Unanimous decision invalidates the requirement of 0.5% of technical reserves by companies in the sector
The Federal Supreme Court declared unconstitutional the rule that obliged insurance companies, capitalization companies, reinsurers and open pension associations to apply part of their technical reserves in the purchase of carbon credits. The decision was taken in the ADI (Direct Action of Unconstitutionality) trial, concluded in a virtual session on Friday (May 29, 2026) and published this Tuesday (June 2), under the report of Minister Flávio Dino.
The device questioned is article 56 of the , which created the SBCE (Brazilian Greenhouse Gas Emissions Trading System), the regulated carbon market in the country.
The rule determined that companies in the sector should allocate a minimum percentage of their technical reserves and provisions every year to the purchase of carbon credits or fund shares in these assets. The percentage started at 1% and was reduced to 0.5% by , also in 2024. The STF’s decision reached both newsrooms.
The action was filed by the (National Confederation of Insurers).
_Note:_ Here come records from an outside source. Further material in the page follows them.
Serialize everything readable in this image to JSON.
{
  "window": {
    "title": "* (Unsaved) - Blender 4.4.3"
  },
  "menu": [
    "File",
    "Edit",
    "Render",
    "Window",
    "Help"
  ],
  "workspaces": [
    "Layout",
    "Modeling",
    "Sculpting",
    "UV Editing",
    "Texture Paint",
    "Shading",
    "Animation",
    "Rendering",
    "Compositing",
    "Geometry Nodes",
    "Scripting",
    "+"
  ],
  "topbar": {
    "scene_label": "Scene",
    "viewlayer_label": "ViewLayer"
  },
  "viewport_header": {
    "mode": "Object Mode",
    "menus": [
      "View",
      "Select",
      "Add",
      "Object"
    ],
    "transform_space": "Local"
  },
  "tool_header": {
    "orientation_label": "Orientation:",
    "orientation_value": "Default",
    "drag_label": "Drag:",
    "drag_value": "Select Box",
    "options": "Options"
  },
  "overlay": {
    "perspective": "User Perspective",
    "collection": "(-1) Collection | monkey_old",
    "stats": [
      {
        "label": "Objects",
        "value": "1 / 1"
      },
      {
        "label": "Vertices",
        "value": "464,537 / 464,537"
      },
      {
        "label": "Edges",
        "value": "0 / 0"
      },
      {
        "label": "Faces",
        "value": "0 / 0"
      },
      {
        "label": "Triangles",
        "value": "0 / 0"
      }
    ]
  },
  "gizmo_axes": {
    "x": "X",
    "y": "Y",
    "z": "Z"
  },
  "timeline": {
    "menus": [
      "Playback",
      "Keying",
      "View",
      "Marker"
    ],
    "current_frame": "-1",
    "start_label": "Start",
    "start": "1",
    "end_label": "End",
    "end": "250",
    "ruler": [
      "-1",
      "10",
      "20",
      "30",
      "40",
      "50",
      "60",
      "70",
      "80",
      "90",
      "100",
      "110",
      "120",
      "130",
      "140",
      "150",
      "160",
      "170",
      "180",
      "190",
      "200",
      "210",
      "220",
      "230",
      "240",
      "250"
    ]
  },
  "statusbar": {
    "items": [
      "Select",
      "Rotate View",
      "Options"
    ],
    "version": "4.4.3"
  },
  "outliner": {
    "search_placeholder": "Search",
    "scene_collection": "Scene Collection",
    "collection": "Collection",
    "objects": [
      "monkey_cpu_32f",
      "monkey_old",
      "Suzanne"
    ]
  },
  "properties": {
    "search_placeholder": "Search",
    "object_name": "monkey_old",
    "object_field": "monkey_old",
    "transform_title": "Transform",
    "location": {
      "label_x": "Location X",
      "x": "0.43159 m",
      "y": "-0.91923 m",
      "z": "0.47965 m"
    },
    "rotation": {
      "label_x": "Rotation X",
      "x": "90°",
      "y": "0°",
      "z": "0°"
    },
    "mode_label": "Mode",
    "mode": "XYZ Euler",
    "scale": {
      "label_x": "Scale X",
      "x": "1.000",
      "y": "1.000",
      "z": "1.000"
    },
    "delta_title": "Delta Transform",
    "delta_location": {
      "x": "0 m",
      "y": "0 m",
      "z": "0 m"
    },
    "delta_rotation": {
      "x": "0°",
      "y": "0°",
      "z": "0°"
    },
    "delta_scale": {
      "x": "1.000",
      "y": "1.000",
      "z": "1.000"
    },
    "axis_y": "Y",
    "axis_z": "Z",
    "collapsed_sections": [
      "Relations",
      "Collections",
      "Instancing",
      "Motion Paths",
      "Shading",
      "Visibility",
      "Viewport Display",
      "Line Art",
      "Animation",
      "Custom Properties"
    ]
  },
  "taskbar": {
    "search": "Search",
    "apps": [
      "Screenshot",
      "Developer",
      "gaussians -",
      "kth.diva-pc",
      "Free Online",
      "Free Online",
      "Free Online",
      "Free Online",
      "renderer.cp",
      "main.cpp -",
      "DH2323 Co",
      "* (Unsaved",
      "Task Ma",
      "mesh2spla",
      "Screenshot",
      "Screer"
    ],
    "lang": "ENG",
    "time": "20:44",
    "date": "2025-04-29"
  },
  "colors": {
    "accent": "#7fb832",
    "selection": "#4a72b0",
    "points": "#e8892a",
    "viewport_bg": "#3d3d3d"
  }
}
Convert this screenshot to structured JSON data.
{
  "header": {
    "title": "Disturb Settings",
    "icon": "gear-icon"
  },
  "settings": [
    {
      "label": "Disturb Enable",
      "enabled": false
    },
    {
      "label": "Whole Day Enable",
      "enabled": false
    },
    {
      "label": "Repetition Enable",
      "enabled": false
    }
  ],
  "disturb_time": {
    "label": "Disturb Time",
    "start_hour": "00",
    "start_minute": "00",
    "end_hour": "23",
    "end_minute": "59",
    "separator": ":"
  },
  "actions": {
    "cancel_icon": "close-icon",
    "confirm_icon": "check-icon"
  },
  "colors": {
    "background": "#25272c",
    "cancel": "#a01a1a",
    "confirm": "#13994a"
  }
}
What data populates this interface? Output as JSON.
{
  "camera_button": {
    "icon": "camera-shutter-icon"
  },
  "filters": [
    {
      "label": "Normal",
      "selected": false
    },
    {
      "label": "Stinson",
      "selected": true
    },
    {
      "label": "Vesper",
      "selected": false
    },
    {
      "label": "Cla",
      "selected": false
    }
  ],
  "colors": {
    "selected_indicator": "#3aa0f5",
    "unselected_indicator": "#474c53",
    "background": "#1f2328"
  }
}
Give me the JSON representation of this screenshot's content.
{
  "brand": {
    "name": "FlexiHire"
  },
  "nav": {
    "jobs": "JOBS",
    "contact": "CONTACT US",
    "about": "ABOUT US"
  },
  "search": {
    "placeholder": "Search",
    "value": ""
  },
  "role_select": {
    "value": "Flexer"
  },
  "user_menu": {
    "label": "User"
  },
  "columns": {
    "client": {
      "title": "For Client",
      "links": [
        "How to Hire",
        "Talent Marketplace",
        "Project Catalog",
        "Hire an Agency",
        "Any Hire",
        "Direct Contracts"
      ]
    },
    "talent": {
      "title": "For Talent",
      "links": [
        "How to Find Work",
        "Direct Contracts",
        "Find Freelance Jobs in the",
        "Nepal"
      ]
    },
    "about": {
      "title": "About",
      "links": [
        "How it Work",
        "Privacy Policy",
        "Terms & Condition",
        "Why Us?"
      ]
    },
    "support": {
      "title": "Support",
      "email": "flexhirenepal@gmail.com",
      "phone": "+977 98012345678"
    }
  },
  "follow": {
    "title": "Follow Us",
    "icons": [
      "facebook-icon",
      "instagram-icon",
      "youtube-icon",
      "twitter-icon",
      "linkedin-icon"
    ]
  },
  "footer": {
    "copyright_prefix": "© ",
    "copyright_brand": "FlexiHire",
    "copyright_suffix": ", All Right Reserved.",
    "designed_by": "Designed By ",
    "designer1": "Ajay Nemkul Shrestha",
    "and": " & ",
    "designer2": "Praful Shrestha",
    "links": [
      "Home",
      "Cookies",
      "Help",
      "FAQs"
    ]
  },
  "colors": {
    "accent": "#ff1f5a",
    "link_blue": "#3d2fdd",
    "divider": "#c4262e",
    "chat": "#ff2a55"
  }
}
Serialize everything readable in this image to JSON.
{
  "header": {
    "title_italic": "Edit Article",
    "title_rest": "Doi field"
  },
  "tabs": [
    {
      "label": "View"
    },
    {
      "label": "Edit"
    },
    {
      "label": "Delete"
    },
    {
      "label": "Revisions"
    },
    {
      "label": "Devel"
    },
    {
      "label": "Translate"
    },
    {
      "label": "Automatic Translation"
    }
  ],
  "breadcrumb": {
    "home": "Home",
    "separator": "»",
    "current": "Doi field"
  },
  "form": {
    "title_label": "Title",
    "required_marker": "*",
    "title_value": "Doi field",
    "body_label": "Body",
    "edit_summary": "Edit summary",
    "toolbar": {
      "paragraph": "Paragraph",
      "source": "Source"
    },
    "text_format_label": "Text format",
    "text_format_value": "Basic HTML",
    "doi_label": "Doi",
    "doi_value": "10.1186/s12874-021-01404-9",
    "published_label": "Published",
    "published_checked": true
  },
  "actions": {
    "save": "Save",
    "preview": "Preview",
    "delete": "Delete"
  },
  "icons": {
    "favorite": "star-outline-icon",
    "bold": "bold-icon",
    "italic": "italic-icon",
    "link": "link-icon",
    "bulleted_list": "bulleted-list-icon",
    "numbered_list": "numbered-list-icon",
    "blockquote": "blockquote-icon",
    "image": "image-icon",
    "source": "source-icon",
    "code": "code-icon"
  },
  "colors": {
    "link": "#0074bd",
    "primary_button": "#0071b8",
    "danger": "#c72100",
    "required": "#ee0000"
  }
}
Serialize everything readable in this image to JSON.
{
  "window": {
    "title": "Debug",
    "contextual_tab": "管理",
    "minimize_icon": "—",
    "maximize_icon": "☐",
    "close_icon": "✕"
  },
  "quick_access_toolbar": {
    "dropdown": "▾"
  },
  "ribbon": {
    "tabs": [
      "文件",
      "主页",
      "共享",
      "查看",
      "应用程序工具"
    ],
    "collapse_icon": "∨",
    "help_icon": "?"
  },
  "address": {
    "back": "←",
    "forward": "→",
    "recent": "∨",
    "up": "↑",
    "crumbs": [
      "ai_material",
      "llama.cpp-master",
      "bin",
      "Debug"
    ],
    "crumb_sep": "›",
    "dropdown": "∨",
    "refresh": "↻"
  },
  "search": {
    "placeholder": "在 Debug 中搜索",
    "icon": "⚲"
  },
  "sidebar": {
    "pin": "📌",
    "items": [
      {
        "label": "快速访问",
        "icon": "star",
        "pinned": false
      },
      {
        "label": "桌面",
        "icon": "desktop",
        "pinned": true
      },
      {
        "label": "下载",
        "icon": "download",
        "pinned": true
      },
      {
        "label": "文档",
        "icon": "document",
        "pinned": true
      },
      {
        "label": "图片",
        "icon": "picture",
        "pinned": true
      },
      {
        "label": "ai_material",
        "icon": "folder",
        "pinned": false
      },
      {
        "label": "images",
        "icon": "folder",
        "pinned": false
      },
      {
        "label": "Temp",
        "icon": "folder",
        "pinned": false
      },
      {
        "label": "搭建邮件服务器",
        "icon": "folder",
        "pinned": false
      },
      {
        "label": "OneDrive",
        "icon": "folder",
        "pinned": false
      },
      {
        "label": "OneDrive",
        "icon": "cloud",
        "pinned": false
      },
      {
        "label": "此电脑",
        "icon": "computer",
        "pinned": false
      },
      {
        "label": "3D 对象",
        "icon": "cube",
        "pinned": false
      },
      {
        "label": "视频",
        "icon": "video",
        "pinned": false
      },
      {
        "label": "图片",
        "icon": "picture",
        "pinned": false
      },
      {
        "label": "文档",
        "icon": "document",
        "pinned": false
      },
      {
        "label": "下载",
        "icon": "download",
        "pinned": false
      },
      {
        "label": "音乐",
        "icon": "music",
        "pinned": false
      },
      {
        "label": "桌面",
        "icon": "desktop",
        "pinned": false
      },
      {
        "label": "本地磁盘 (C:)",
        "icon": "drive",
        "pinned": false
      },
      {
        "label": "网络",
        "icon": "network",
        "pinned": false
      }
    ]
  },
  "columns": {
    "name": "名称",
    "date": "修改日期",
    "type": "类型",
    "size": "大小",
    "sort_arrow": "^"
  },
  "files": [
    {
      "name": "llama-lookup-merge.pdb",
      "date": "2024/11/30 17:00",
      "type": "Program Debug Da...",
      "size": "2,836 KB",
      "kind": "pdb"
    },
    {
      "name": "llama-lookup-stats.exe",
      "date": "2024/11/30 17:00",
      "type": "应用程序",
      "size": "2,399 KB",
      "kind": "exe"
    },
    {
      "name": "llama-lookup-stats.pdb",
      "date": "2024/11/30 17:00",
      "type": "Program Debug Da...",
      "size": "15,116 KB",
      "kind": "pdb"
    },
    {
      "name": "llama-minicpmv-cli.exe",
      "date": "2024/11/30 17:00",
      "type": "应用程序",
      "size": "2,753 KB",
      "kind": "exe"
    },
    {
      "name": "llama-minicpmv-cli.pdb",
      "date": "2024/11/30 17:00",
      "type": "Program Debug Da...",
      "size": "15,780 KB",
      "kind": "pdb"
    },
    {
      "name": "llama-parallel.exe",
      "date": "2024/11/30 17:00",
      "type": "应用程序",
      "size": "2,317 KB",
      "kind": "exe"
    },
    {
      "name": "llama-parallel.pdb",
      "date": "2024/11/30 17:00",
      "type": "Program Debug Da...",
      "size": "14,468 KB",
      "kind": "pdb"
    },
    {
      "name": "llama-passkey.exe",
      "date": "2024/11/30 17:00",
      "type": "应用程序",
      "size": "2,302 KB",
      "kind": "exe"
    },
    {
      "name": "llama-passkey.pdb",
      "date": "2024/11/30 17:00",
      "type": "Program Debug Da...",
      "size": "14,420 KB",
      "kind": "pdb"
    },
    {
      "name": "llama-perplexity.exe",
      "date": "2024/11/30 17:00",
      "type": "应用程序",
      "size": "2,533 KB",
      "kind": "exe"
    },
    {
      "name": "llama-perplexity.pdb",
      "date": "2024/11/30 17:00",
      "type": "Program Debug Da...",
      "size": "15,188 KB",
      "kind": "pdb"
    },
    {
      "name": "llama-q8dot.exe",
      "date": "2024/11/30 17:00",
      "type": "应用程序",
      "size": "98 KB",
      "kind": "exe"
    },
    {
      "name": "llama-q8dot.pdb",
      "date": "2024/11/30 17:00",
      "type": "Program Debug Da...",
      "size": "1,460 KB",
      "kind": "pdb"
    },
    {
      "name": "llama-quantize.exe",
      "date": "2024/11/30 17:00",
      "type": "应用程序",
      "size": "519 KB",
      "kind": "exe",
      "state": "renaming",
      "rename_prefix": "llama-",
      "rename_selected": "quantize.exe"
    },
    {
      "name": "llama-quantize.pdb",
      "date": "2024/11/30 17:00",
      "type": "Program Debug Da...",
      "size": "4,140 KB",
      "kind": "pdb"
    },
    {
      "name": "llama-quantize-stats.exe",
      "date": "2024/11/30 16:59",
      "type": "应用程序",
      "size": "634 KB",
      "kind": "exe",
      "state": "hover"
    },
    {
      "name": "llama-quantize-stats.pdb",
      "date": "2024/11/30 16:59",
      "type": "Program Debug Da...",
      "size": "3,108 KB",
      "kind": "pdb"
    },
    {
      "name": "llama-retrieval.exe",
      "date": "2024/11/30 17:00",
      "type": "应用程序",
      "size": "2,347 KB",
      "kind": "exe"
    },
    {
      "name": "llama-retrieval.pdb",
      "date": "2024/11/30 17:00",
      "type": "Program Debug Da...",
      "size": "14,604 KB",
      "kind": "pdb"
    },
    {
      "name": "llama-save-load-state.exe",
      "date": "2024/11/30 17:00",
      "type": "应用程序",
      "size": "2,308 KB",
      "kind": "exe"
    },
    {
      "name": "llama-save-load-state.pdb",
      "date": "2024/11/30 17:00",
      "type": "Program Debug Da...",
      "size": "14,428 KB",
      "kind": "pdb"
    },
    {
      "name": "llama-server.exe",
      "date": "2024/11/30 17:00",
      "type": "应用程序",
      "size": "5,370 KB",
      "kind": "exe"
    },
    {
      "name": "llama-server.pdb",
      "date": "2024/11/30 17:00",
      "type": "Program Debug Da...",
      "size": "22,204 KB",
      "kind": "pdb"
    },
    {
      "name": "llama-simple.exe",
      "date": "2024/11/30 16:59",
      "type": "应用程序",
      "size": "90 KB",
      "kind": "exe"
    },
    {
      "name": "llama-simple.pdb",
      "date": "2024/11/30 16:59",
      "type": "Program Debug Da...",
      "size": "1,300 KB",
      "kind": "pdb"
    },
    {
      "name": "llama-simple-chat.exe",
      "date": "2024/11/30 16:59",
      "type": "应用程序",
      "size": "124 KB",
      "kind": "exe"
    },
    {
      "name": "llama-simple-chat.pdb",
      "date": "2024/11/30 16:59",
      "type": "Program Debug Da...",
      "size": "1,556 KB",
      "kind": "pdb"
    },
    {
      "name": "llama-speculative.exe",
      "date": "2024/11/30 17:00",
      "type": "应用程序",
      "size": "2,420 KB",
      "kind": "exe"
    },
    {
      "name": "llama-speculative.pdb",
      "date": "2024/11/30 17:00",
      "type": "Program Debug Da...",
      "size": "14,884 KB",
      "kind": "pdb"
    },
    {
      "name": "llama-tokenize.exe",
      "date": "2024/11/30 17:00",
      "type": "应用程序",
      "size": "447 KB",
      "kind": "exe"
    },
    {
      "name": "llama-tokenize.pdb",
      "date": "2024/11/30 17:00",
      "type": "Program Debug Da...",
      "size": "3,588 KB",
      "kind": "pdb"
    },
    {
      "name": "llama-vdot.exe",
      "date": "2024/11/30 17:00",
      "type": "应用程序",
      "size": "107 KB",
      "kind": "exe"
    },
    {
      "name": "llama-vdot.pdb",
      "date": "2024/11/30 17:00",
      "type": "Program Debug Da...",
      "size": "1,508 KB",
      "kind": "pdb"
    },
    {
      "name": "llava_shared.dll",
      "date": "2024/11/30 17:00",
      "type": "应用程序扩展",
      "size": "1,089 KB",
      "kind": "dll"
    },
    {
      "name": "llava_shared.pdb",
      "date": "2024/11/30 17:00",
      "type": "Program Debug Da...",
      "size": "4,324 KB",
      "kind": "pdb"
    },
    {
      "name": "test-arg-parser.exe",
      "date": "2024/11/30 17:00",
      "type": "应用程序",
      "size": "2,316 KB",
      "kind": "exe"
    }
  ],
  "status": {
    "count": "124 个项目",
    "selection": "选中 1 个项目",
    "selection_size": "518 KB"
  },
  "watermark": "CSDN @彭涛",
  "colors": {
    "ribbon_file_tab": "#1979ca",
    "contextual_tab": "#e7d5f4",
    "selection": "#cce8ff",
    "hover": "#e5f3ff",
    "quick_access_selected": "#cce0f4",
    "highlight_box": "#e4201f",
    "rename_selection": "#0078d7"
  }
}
The association maintained that the rule imposed compulsory investment in assets unrelated to the sector’s activity, posing a risk to the liquidity and security of reserves used to pay compensation.
BURDENS ON INSURANCE COMPANIES
Dino stated that the rule created a disproportionate obligation by imposing on insurers the purchase of carbon credits without a direct relationship between the activity of these companies and the emission of greenhouse gases.
In the vote, the minister said that the choice of the insurance sector as compulsory financier of the carbon market violated the principles of isonomy, free initiative, free competition, reasonableness, proportionality and legal certainty.
For him, the burden of an environmental policy should fall on those who actually contribute to environmental damage, and not on companies chosen simply because they have large financial reserves. Read (PDF — 232 kB)
WHAT COMES NOW
With the decision, article 56 of law 15,042 of 2024 is invalidated, both in the original wording, which provided for a minimum application of 1% of reserves, and in the later version, which reduced the percentage to 0.5%.
Dino stated, however, that Congress can return to the topic, as long as it corrects the unconstitutionalities and adopts technical rules compatible with the safety of the sector and consumers.